Perhaps the greatest benefit to the perception of being overvalued is that it keeps many investors at bay for now. It may take years, but if Snowflake maintains growth, adds customers, and steps toward profitability, new buyers will come. "Overvaluation" simply tends to pressurize a stock. Failure means a bigger downside, but success means a bigger upside. Snowflake's upside potential is incalculable.

The snowball effect

A chart shows steady and accelerating revenue growth.

Image source: Snowflake.

We are in the early stages of a global data avalanche. This year, the average human on the planet will generate 1.7 megabytes of information per second. According to Cisco, less than 1% of that data is ever used or analyzed, in part because so much of it is "unstructured," the data equivalent of the lint in your pocket. 

Nonetheless, stats like that suggest that the cloud data industry could expand faster than its current expected annual growth of 17.5% through 2025. Snowflake's "discrete warehouses" mean nobody has to wait for a turn on the treadmill, making cloud data even more accessible. That fosters a virtuous cycle spawning more demand for storage and computing power.

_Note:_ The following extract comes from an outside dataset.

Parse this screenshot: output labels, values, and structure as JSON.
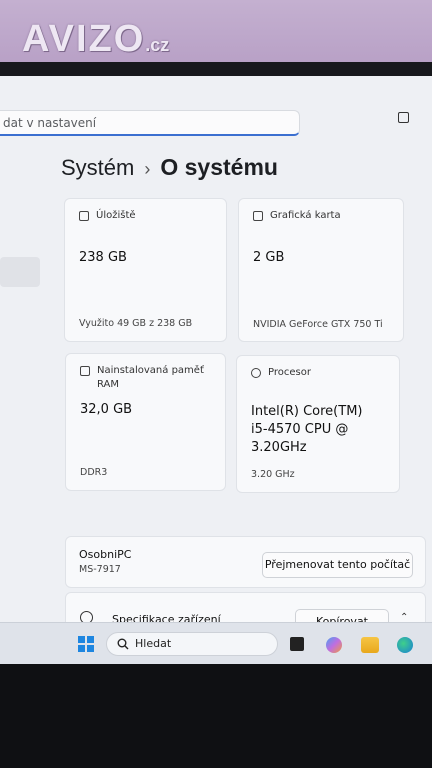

Some commentators have criticized Snowflake's unique business model -- charging by usage -- as lumpy for both customers and Snowflake. On the plus side, this allows customers to try to test Snowflake's full suite of capabilities with minimal commitment. For now, the model seems to be working for customers and Snowflake, as seen in its almost-unheard-of 158% net retention rate. That's a lot of happy customers. For comparison, super-successful cloud document company DocuSign (DOCU 2.16%), with a COVID-19 tailwind, recently reported a net retention rate of 120%. 

In short, Snowflake appears to be expanding the possibilities of cloud data, and thus growing too fast for traditional metrics. Investors with long time horizons and a stomach for risk should keep this stock near the top of their watch list.